German Primate Centre
- Abbreviation: DPZ
- Established: 1977; 49 years ago
- Type: Non-profit
- Purpose: primate research
- Location: Göttingen, Germany;
- Coordinates: 51°33′42.23″N 9°57′16.74″E﻿ / ﻿51.5617306°N 9.9546500°E
- Fields: biological and biomedical research
- Affiliations: Gottfried Wilhelm Leibniz Scientific Community
- Budget: €15 million
- Funding: Federal and state governments of Germany, grants

= German Primate Centre =

The German Primate Centre (Deutsches Primatenzentrum, DPZ), founded in 1977, is a non-profit independent research and service institute located in Göttingen, Lower Saxony. It is a member of the Gottfried Wilhelm Leibniz Scientific Community, and funded by the federal government and by the states of Germany. In addition, about 40% of the total budget of €15 million comes from grants.

The functions and services of the DPZ concentrate on biological and biomedical research on and with primates, and include the study and maintenance of free ranging primate populations and improvements in husbandry of primates in human care.

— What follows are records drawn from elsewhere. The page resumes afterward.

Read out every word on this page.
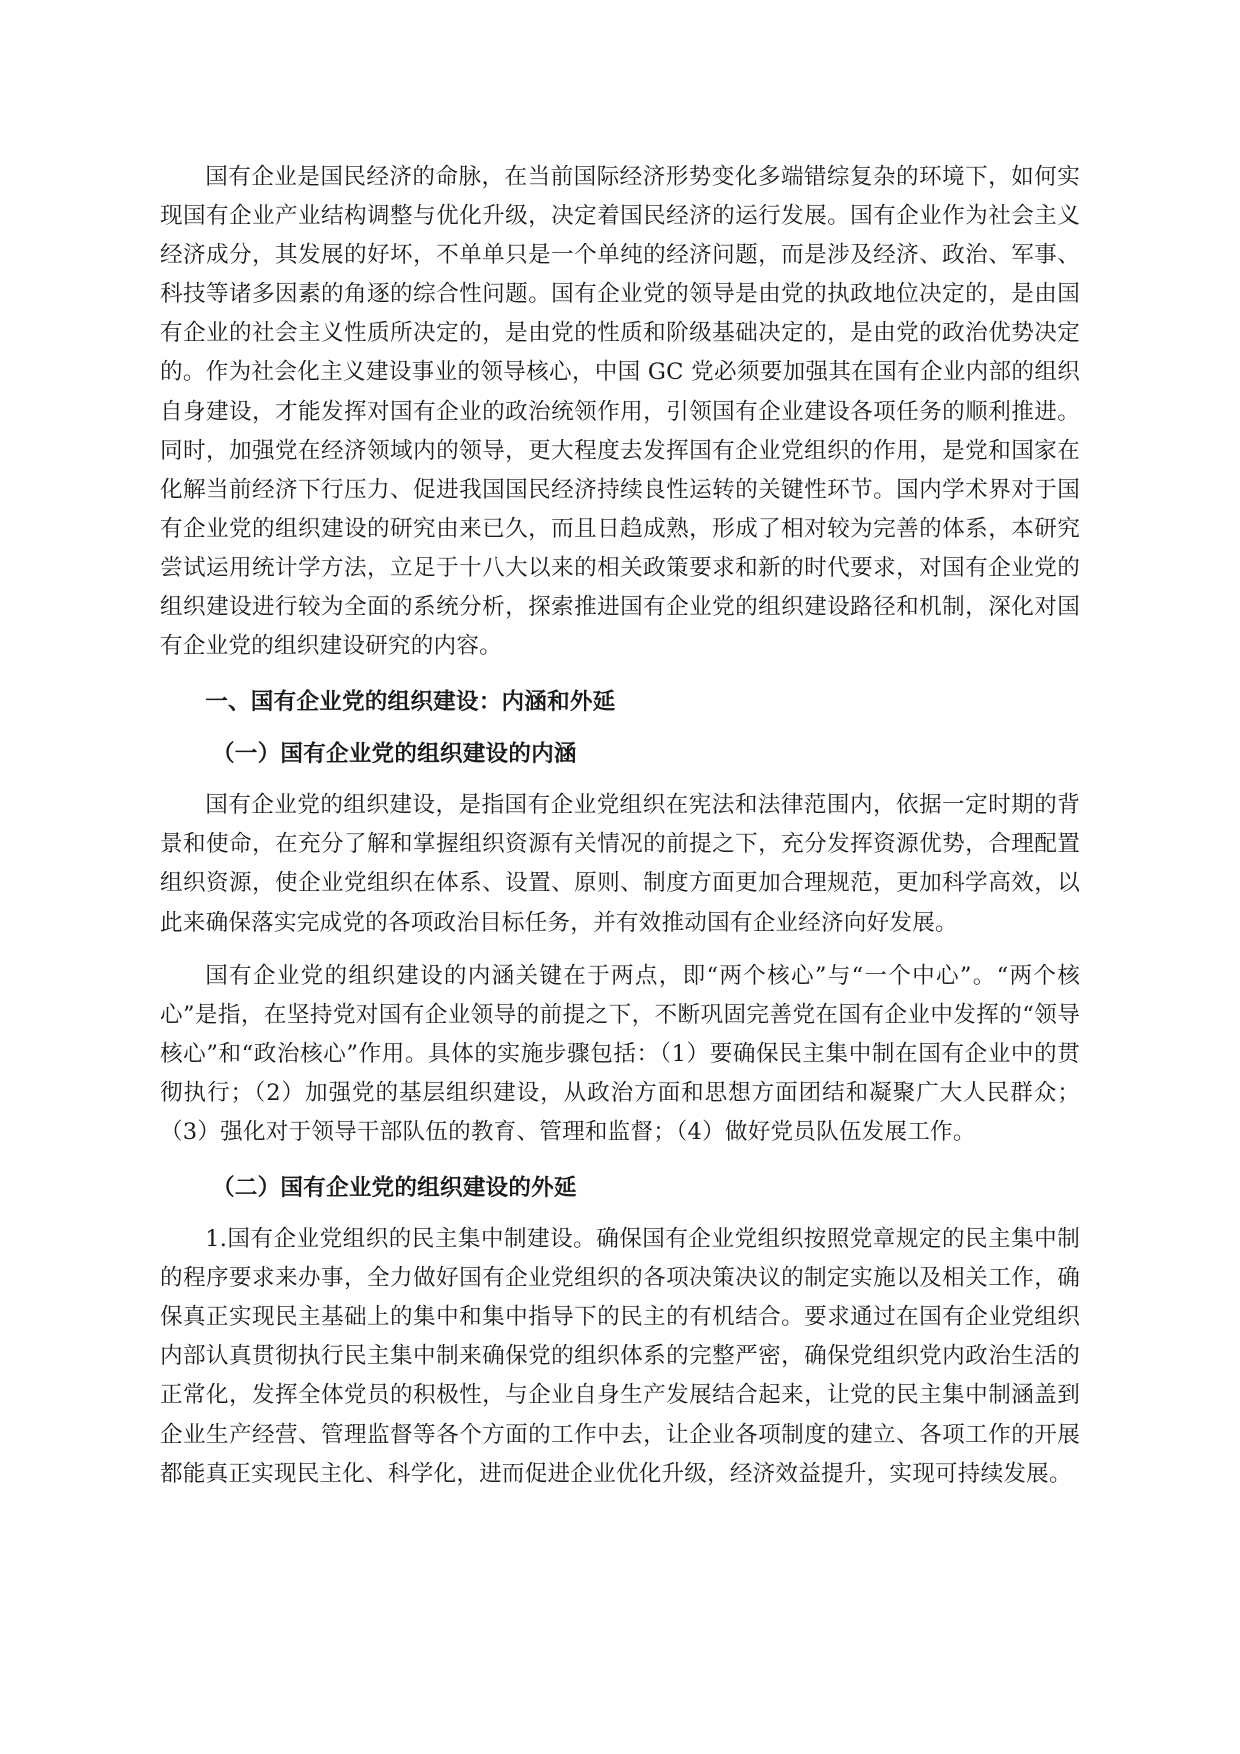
国有企业是国民经济的命脉，在当前国际经济形势变化多端错综复杂的环境下，如何实现国有企业产业结构调整与优化升级，决定着国民经济的运行发展。国有企业作为社会主义经济成分，其发展的好坏，不单单只是一个单纯的经济问题，而是涉及经济、政治、军事、科技等诸多因素的角逐的综合性问题。国有企业党的领导是由党的执政地位决定的，是由国有企业的社会主义性质所决定的，是由党的性质和阶级基础决定的，是由党的政治优势决定的。作为社会化主义建设事业的领导核心，中国 GC 党必须要加强其在国有企业内部的组织自身建设，才能发挥对国有企业的政治统领作用，引领国有企业建设各项任务的顺利推进。同时，加强党在经济领域内的领导，更大程度去发挥国有企业党组织的作用，是党和国家在化解当前经济下行压力、促进我国国民经济持续良性运转的关键性环节。国内学术界对于国有企业党的组织建设的研究由来已久，而且日趋成熟，形成了相对较为完善的体系，本研究尝试运用统计学方法，立足于十八大以来的相关政策要求和新的时代要求，对国有企业党的组织建设进行较为全面的系统分析，探索推进国有企业党的组织建设路径和机制，深化对国有企业党的组织建设研究的内容。

一、国有企业党的组织建设：内涵和外延

（一）国有企业党的组织建设的内涵

国有企业党的组织建设，是指国有企业党组织在宪法和法律范围内，依据一定时期的背景和使命，在充分了解和掌握组织资源有关情况的前提之下，充分发挥资源优势，合理配置组织资源，使企业党组织在体系、设置、原则、制度方面更加合理规范，更加科学高效，以此来确保落实完成党的各项政治目标任务，并有效推动国有企业经济向好发展。

国有企业党的组织建设的内涵关键在于两点，即“两个核心”与“一个中心”。“两个核心”是指，在坚持党对国有企业领导的前提之下，不断巩固完善党在国有企业中发挥的“领导核心”和“政治核心”作用。具体的实施步骤包括：（1）要确保民主集中制在国有企业中的贯彻执行；（2）加强党的基层组织建设，从政治方面和思想方面团结和凝聚广大人民群众；（3）强化对于领导干部队伍的教育、管理和监督；（4）做好党员队伍发展工作。

（二）国有企业党的组织建设的外延

1.国有企业党组织的民主集中制建设。确保国有企业党组织按照党章规定的民主集中制的程序要求来办事，全力做好国有企业党组织的各项决策决议的制定实施以及相关工作，确保真正实现民主基础上的集中和集中指导下的民主的有机结合。要求通过在国有企业党组织内部认真贯彻执行民主集中制来确保党的组织体系的完整严密，确保党组织党内政治生活的正常化，发挥全体党员的积极性，与企业自身生产发展结合起来，让党的民主集中制涵盖到企业生产经营、管理监督等各个方面的工作中去，让企业各项制度的建立、各项工作的开展都能真正实现民主化、科学化，进而促进企业优化升级，经济效益提升，实现可持续发展。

The DPZ's mission is to serve as a centre of excellence for research with primates, and as a service and competence centre for those institutions in Germany and abroad that house primates and / or do primate-related research (e.g. academic laboratories and zoological gardens). The centre is organised in three sections: Organismic Primate Biology, Neurosciences, and Infection Research.

The DPZ is closely cooperating with the University of Göttingen and the local Max-Planck Institutes. Heads of departments hold professorship at the University of Göttingen or at the Faculty of Veterinary Medicine in Hanover.

Currently, about 1400 monkeys from nine species (including rhesuses, ring-tailed lemurs, common marmosets, olive baboons, macaques), live in the primate husbandry of the DPZ. Part of them are needed for research at the DPZ or provided to other publicly funded scientific institutes. Apart from research, the centre offers examinations and treatments of primates as a service for scientists, institutions, companies, and zoos.